There is no way to unfortunately display just the information for a prefix with type 5. You can get the dump of all the information associated with all routes via show bgp l2vpn evpn route type prefix
. From here you can determine the specific RD (which doesn't provide the info for other RDs announcing that path as it is in this case) you're interested in and get the detailed info via show bgp l2vpn evpn route rd 10.0.0.41:2
(for example) and weed out the default route which ends up looking like this:
BGP routing table entry for 10.0.0.41:2:[5]:[0]:[0]:[0]:[0.0.0.0]
Paths: (2 available, best #2)
Advertised to non peer-group peers:
spine01(swp51) spine02(swp52)
Route [5]:[0]:[0]:[0]:[0.0.0.0] VNI 104001
65020 65041 65530 65041 25253
10.0.0.41 from spine01(swp51) (10.0.0.21)
Origin IGP, localpref 100, valid, external
Extended Community: RT:65041:104001 ET:8 Rmac:06:07:02:85:b7:a2
AddPath ID: RX 0, TX 29
Last update: Tue Jun 12 09:28:24 2018
Route [5]:[0]:[0]:[0]:[0.0.0.0] VNI 104001
65020 65041 65530 65041 25253
10.0.0.41 from spine02(swp52) (10.0.0.22)
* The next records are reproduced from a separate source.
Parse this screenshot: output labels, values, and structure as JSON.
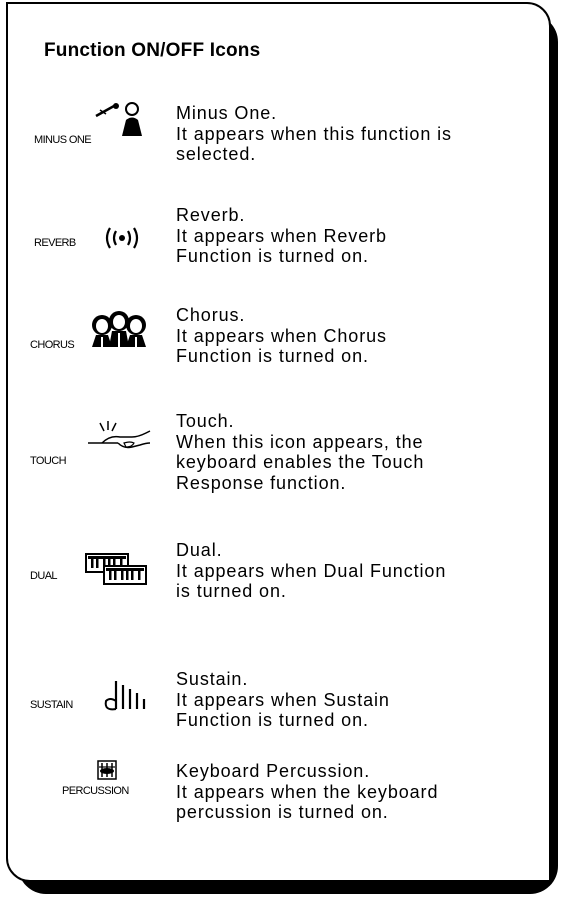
{
  "title": "Function ON/OFF Icons",
  "entries": [
    {
      "label": "MINUS ONE",
      "icon": "minus-one-icon",
      "text": "Minus One.\nIt appears when this function is\nselected."
    },
    {
      "label": "REVERB",
      "icon": "reverb-icon",
      "text": "Reverb.\n It appears when Reverb\nFunction is turned on."
    },
    {
      "label": "CHORUS",
      "icon": "chorus-icon",
      "text": "Chorus.\n It appears when Chorus\nFunction is turned on."
    },
    {
      "label": "TOUCH",
      "icon": "touch-icon",
      "text": "Touch.\n When this icon appears, the\nkeyboard enables the Touch\nResponse function."
    },
    {
      "label": "DUAL",
      "icon": "dual-icon",
      "text": "Dual.\nIt appears when Dual Function\nis turned on."
    },
    {
      "label": "SUSTAIN",
      "icon": "sustain-icon",
      "text": "Sustain.\nIt appears when Sustain\nFunction is turned on."
    },
    {
      "label": "PERCUSSION",
      "icon": "percussion-icon",
      "text": "Keyboard Percussion.\nIt appears when the keyboard\npercussion is turned on."
    }
  ]
}
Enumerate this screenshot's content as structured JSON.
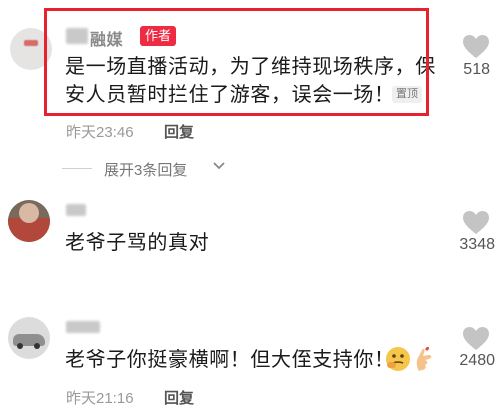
{
  "comments": [
    {
      "username": "融媒",
      "badge": "作者",
      "text_line1": "是一场直播活动，为了维持现场秩序，保",
      "text_line2": "安人员暂时拦住了游客，误会一场！",
      "pinned": "置顶",
      "time": "昨天23:46",
      "reply": "回复",
      "likes": "518"
    },
    {
      "text": "老爷子骂的真对",
      "likes": "3348"
    },
    {
      "text": "老爷子你挺豪横啊！但大侄支持你！",
      "time": "昨天21:16",
      "reply": "回复",
      "likes": "2480"
    }
  ],
  "expand_replies": "展开3条回复",
  "colors": {
    "highlight": "#e8212e",
    "badge": "#ef2b44",
    "text": "#1a1a1a",
    "meta": "#9a9a9a"
  }
}
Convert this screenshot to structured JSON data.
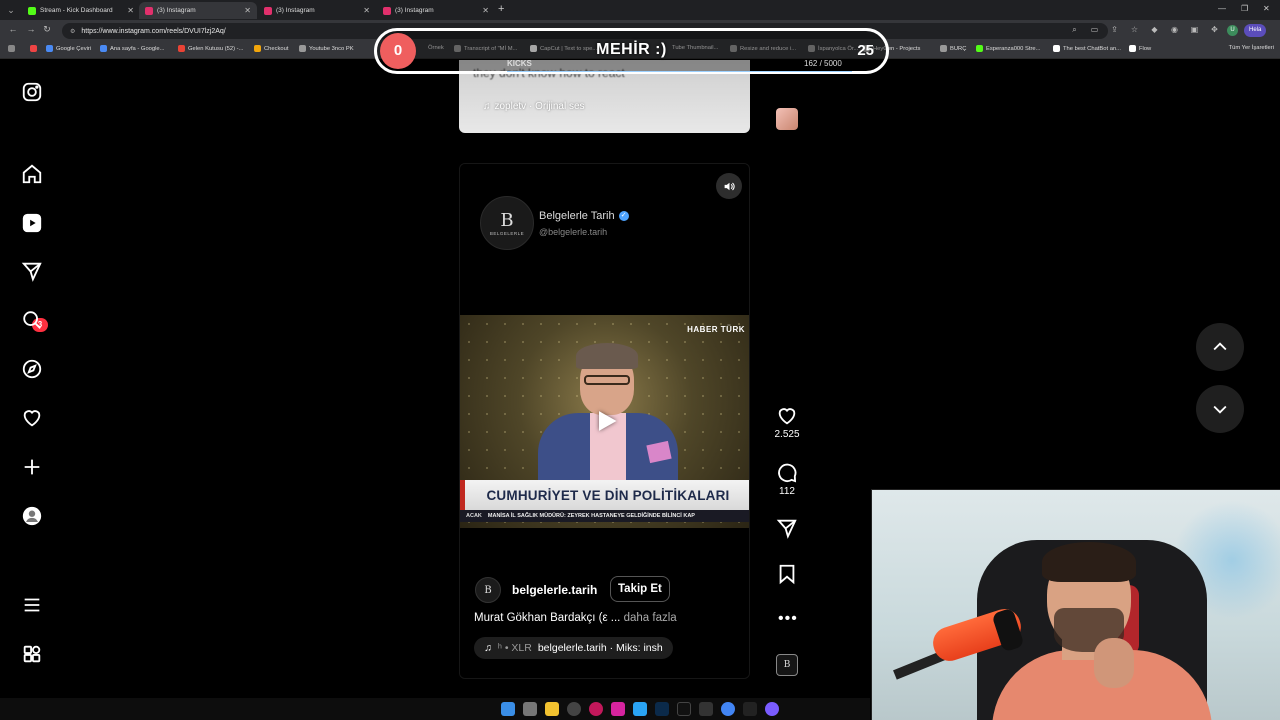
{
  "browser": {
    "tabs": [
      {
        "label": "Stream - Kick Dashboard",
        "color": "#53fc18",
        "active": false
      },
      {
        "label": "(3) Instagram",
        "color": "#e1306c",
        "active": true
      },
      {
        "label": "(3) Instagram",
        "color": "#e1306c",
        "active": false
      },
      {
        "label": "(3) Instagram",
        "color": "#e1306c",
        "active": false
      }
    ],
    "url": "https://www.instagram.com/reels/DVUI7lzj2Aq/",
    "profile_label": "Hela",
    "bookmarks": [
      "Google Çeviri",
      "Ana sayfa - Google...",
      "Gelen Kutusu (52) -...",
      "Checkout",
      "Youtube 3nco PK",
      "Örnek",
      "Transcript of \"Mİ M...",
      "CapCut | Text to spe...",
      "Tube Thumbnail...",
      "Resize and reduce i...",
      "İspanyolca Ör...",
      "HeyGen - Projects",
      "BURÇ",
      "Esperanza000 Stre...",
      "The best ChatBot an...",
      "Flow"
    ],
    "bookmarks_right": "Tüm Yer İşaretleri"
  },
  "overlay": {
    "kicks_count": "0",
    "title": "MEHİR :)",
    "label": "KICKS",
    "goal": "162 / 5000",
    "target": "25"
  },
  "sidebar": {
    "icons": [
      "instagram-logo-icon",
      "home-icon",
      "reels-icon",
      "messages-icon",
      "search-icon",
      "explore-icon",
      "heart-icon",
      "create-icon",
      "profile-icon",
      "menu-icon",
      "more-apps-icon"
    ],
    "notification_count": "3"
  },
  "previous_reel": {
    "caption_fragment": "they don't know how to react",
    "audio": "zopletv · Orijinal ses"
  },
  "reel": {
    "header_name": "Belgelerle Tarih",
    "header_handle": "@belgelerle.tarih",
    "logo_letter": "B",
    "logo_word": "BELGELERLE",
    "channel_logo": "HABER TÜRK",
    "banner": "CUMHURİYET VE DİN POLİTİKALARI",
    "ticker_tag": "ACAK",
    "ticker": "MANİSA İL SAĞLIK MÜDÜRÜ: ZEYREK HASTANEYE GELDİĞİNDE BİLİNCİ KAP",
    "username": "belgelerle.tarih",
    "follow_label": "Takip Et",
    "caption": "Murat Gökhan Bardakçı (ε ...",
    "caption_more": "daha fazla",
    "audio_prefix": "ʰ • XLR",
    "audio_text": "belgelerle.tarih · Miks: insh"
  },
  "actions": {
    "likes": "2.525",
    "comments": "112"
  }
}
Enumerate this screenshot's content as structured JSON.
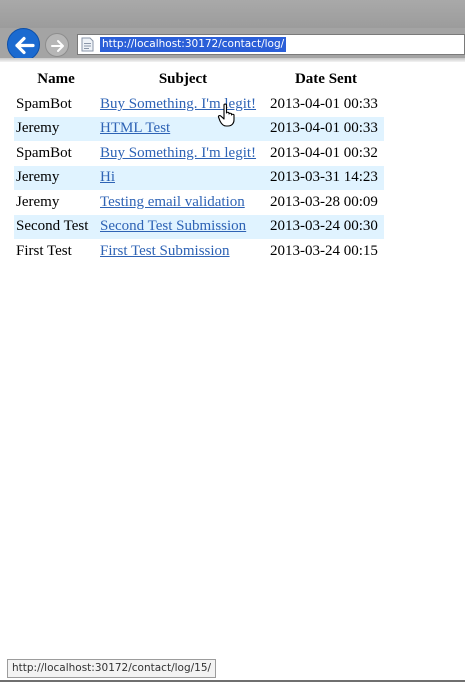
{
  "browser": {
    "address_url": "http://localhost:30172/contact/log/",
    "status_url": "http://localhost:30172/contact/log/15/",
    "back_icon": "back-arrow-icon",
    "forward_icon": "forward-arrow-icon",
    "page_icon": "page-icon"
  },
  "table": {
    "headers": [
      "Name",
      "Subject",
      "Date Sent"
    ],
    "rows": [
      {
        "name": "SpamBot",
        "subject": "Buy Something. I'm legit!",
        "date": "2013-04-01 00:33"
      },
      {
        "name": "Jeremy",
        "subject": "HTML Test",
        "date": "2013-04-01 00:33"
      },
      {
        "name": "SpamBot",
        "subject": "Buy Something. I'm legit!",
        "date": "2013-04-01 00:32"
      },
      {
        "name": "Jeremy",
        "subject": "Hi",
        "date": "2013-03-31 14:23"
      },
      {
        "name": "Jeremy",
        "subject": "Testing email validation",
        "date": "2013-03-28 00:09"
      },
      {
        "name": "Second Test",
        "subject": "Second Test Submission",
        "date": "2013-03-24 00:30"
      },
      {
        "name": "First Test",
        "subject": "First Test Submission",
        "date": "2013-03-24 00:15"
      }
    ]
  },
  "colors": {
    "link": "#2e63b5",
    "alt_row": "#e0f3ff",
    "back_button": "#1b6ad0",
    "url_highlight": "#2b5fd8"
  }
}
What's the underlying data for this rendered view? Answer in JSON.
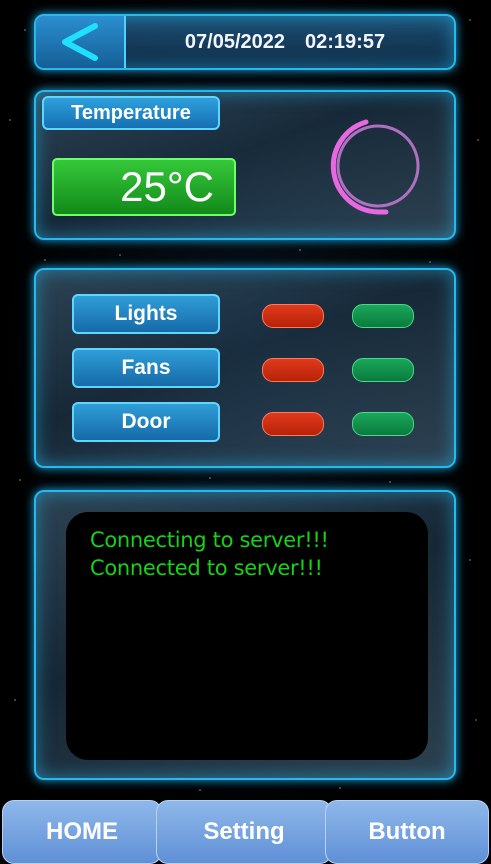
{
  "header": {
    "back_icon": "chevron-left-icon",
    "date": "07/05/2022",
    "time": "02:19:57"
  },
  "temperature": {
    "title": "Temperature",
    "value": "25°C",
    "gauge_colors": [
      "#e060d8",
      "#a060b8"
    ]
  },
  "devices": [
    {
      "label": "Lights"
    },
    {
      "label": "Fans"
    },
    {
      "label": "Door"
    }
  ],
  "log": {
    "lines": [
      "Connecting to server!!!",
      "Connected to server!!!"
    ]
  },
  "nav": {
    "home": "HOME",
    "setting": "Setting",
    "button": "Button"
  },
  "colors": {
    "accent": "#27b8ee",
    "off": "#d02a10",
    "on": "#119050",
    "log_text": "#14d414"
  }
}
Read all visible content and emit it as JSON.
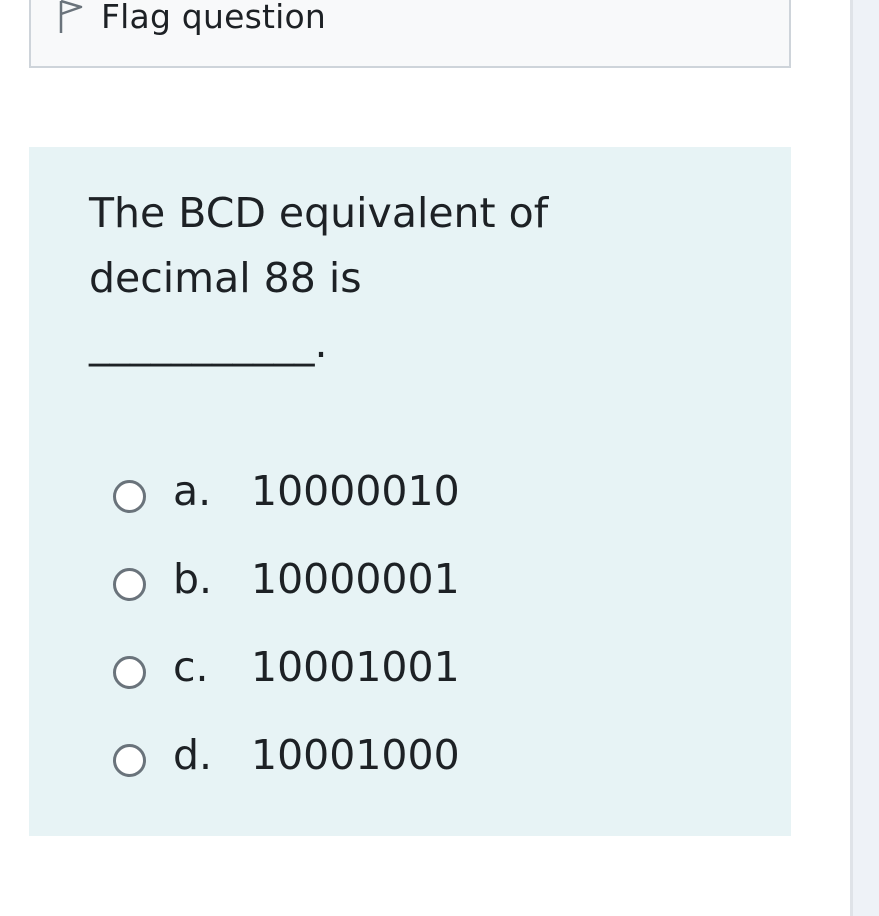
{
  "flag": {
    "label": "Flag question",
    "icon": "flag-icon"
  },
  "question": {
    "text": "The BCD equivalent of\ndecimal 88 is\n___________."
  },
  "answers": [
    {
      "letter": "a.",
      "text": "10000010"
    },
    {
      "letter": "b.",
      "text": "10000001"
    },
    {
      "letter": "c.",
      "text": "10001001"
    },
    {
      "letter": "d.",
      "text": "10001000"
    }
  ],
  "colors": {
    "panel": "#e7f3f5",
    "info_box": "#f8f9fa",
    "border": "#ced4da",
    "text": "#1d2125",
    "radio_border": "#6a737b"
  }
}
Origin IGP, localpref 100, valid, external, bestpath-from-AS 65020, best
Extended Community: RT:65041:104001 ET:8 Rmac:06:07:02:85:b7:a2
AddPath ID: RX 0, TX 9
Last update: Tue Jun 12 09:28:23 2018
You can see that this route has been announced with an extended community of Router MAC (Rmac), besides the usual RT and ET (encapsulation type of 8 which is VXLAN as per section 12 of RFC 8365).